Of course, people read the case (or the book) and their response was: we gotta get us some of that illiquid private stuff!  You could say that the case study laid the intellectual groundwork for the PE boom.  But hey, I’m not complaining; after all, it laid the groundwork for me having a job . . . 


So there I was talking about how so many people had taken away the wrong message from the book.  The message wasn’t necessarily “do private equity” (or do anything else specific in the book for that matter),” but rather, the message was: “if you’re going to do any of this stuff, you’ve got to do it well!”  I mean, look at page 20 of the 2007 Endowment report.  Those cats added $11 billion over the trailing 10 years relative to their composite benchmark.  Now that’s execution!  And execution is critical because the meager (sometimes nonexistent) compensation you typically get for straying from plain vanilla US equity falls far short of compensating you for the risk, illiquidity, and brain drain of playing in those funky asset classes.


But then I started thinking about it and realized that for most people there’s no functional difference between, “do this,” and, “do this well.”  Why?  Because over 80% of drivers think they’re better than average on the road; most people have a positive bias to their self-image.  Come on, if Swensen can put up Top Quartile numbers, why can’t I?  After all, I’m good enough, I’m smart enough, and doggone it, people like me!

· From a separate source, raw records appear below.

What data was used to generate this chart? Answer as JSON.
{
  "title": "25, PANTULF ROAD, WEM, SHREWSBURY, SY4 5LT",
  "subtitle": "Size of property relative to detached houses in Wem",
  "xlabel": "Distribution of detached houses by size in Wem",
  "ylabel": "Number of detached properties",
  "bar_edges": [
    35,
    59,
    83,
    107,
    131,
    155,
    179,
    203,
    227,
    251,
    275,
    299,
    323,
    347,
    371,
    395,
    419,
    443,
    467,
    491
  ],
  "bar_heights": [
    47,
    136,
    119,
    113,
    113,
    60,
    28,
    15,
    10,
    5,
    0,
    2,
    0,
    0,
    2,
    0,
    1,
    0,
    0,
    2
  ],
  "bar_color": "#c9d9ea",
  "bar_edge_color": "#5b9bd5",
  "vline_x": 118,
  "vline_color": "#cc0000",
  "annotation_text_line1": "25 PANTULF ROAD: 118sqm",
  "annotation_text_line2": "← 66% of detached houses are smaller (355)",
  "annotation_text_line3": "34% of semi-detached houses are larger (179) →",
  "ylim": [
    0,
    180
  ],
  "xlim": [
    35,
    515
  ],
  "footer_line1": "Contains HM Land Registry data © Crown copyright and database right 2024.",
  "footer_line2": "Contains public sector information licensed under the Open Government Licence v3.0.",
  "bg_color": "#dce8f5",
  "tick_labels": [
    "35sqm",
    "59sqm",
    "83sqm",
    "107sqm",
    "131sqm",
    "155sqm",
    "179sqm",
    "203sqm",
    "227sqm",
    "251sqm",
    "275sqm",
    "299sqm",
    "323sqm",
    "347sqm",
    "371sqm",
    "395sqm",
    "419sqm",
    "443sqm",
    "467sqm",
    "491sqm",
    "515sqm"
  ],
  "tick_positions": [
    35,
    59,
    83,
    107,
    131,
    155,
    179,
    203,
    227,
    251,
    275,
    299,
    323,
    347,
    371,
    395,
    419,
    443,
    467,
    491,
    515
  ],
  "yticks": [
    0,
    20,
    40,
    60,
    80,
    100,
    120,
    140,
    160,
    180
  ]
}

Of course, that’s private equity’s analogue to the preponderance of drivers thinking they’re better than the average bear: the comically-large cohort of managers who claim to be top quartile.  In fact, I’ve been wondering lately if someone should start a top quartile verification service that would provide seals of approval for pitchbooks (or maybe special gold stars to sprinkle liberally in track record sections of PPMs).  Not that it matters: the opportunity costs are so high (particularly today) that being top quartile likely won’t even begin to cover those high opportunity costs.


So the more I noodled on it, the more I thought that maybe Pioneering Portfolio Management should come with a disclaimer: don’t try this at home.  Of course, trying this at home was exactly what the next book was about.